Benefits of hydrogen fuel cell technology include cleaner air and less dependence on foreign oil.
Today’s announcement of a successful “fuel regeneration process,” as the scientists call it, overcomes one key hurdle.
The experimental work was done at Los Alamos and the computer modeling work was done in Dixon’s University of Alabama lab.
UA co-authors with Dixon are Edward “Ted” B. Garner III, a University graduate student from Florence; J. Pierce Robinson, a UA undergraduate from Atmore; and Dr. Monica Vasiliu, a UA alumna from Romania who is working with Dixon as a post-doctoral researcher.
The article’s lead author is Dr. Andrew D. Sutton of Los Alamos National Laboratory. Other Los Alamos co-authors are Drs. Anthony K. Burrell, John C. Gordon, Tessui Nakagawa and Kevin C. Ott.
While there has been much progress toward making the widespread use of hydrogen fuel cell technology practical, Dixon said other challenges remain.
“The basic three steps – the initial synthesis, the controlled release of hydrogen, and the regeneration of fuel – are actually in pretty good shape. The next piece is to get a cheap source of hydrogen that doesn’t come from coal or fossil fuels.

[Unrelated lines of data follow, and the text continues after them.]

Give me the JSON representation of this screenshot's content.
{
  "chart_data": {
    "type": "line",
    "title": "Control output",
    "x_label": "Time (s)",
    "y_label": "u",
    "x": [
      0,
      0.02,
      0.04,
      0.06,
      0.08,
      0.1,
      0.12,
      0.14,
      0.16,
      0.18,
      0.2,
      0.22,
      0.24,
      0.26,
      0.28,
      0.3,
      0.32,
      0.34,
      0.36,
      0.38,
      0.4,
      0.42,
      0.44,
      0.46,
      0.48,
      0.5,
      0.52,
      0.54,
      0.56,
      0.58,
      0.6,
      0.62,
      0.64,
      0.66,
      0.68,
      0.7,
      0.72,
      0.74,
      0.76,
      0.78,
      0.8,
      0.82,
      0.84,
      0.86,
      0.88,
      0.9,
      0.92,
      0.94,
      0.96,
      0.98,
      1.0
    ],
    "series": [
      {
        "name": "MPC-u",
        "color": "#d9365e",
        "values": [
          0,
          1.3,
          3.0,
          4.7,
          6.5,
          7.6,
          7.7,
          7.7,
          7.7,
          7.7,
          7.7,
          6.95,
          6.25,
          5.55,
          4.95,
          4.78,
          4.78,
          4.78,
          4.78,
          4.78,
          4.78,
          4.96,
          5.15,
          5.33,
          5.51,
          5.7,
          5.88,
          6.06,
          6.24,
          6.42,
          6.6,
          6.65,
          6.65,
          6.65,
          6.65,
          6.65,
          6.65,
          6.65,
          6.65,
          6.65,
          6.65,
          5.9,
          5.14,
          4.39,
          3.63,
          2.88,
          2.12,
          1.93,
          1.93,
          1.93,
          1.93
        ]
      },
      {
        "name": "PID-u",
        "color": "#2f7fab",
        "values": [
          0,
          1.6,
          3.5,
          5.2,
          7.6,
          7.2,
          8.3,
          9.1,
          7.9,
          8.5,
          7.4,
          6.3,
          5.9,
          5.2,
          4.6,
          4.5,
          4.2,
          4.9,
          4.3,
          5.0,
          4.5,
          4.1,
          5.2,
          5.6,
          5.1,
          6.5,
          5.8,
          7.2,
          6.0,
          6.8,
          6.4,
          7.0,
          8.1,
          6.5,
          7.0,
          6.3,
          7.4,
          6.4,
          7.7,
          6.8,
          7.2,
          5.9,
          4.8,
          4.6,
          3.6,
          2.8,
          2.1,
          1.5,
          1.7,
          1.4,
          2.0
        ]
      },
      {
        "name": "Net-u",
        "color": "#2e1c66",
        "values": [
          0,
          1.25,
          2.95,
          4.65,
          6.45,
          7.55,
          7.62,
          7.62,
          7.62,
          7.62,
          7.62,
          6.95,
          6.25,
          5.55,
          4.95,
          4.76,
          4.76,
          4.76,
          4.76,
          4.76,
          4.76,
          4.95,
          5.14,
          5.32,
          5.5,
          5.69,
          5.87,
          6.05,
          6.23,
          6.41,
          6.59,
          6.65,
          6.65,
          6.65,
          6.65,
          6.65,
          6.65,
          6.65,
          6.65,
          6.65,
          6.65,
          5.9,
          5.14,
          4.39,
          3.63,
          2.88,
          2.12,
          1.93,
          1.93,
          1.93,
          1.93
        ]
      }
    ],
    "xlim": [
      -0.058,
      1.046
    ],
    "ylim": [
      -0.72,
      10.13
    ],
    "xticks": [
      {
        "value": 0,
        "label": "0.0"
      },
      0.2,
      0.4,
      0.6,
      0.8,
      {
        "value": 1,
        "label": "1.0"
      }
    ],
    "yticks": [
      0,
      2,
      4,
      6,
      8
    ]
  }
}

“The biggest hurdle which we, and everybody else in the world, are looking at is ‘how do I use solar energy efficiently to split water in order to make hydrogen and oxygen.”
The research, funded by the U.S. Department of Energy, is through the DOE’s Chemical Hydrogen Storage Center of Excellence. This entity, funded with $30 million, is a collaboration among multiple university and industrial partners across the country, including The University of Alabama, and with the Los Alamos National Laboratory in New Mexico and Pacific Northwest National Laboratory in Washington.
Research for the project at UA, which was named a partner in the entity in 2004, is funded by some $2.2 million.